En même temps, son oreille se tendait avidement pour saisir la moindre parole prononcée ; mais il ne surprit que ces mots qui restèrent sans réponse :

— Maurice, M. d’Arx connaît ton innocence ; il a promis de te sauver.

Valentine, il est vrai, avait ajouté tout bas :

— Je t’aime, ne me juge pas ; je suis à toi, je ne serai qu’à toi.

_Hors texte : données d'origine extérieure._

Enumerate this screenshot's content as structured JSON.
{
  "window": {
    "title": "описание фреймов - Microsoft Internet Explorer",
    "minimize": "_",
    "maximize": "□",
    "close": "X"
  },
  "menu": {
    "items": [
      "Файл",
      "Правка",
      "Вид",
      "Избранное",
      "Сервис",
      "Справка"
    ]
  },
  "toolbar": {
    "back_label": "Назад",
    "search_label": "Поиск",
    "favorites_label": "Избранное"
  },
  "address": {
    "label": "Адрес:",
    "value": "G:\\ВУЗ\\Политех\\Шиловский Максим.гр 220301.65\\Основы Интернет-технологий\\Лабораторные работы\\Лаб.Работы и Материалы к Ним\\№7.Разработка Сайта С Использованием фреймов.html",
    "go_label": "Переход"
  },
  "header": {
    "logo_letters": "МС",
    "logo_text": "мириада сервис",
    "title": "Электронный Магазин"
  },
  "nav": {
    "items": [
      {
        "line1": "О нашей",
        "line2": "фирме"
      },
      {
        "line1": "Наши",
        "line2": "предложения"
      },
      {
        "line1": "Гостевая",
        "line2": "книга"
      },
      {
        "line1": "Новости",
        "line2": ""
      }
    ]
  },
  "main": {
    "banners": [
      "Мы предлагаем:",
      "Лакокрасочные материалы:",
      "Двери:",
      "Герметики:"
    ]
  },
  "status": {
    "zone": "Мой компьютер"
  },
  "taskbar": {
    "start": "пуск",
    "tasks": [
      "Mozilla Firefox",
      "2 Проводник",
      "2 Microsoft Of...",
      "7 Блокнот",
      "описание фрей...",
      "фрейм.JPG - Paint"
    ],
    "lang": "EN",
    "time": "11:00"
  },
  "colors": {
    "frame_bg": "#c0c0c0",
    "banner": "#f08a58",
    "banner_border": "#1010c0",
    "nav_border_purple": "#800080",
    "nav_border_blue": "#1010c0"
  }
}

Il y eut entre eux une dernière étreinte échangée, et leurs bouches se rencontrèrent en un baiser rapide comme l’éclair.

Puis Valentine se dégagea et revint vers le juge en disant :

— Sortons, je souffre plus que vous.

Elle repassa le seuil la première.

Remy, au lieu de la suivre, fit un pas vers le prisonnier.

— Lieutenant Pagès, lui dit-il d’une voix lente et qui allait se brisant à chaque mot, vous êtes innocent, je le crois ; vous serez sauvé, je le promets ; Mme Remy d’Arx ne vous a point trompé.

Mme Remy d’Arx ! répéta Maurice, qui recula comme si la foudre l’eût frappé.

Les lèvres blêmes du juge eurent un sourire. Au fond de son agonie, il triomphait.

— Elle m’appartient, dit-il encore ; je l’ai achetée, je vous épargne l’échafaud, mais c’est pour avoir le choix des armes, et vous ne me devez rien. Le lendemain du jour où vous serez libre, je vous tuerai.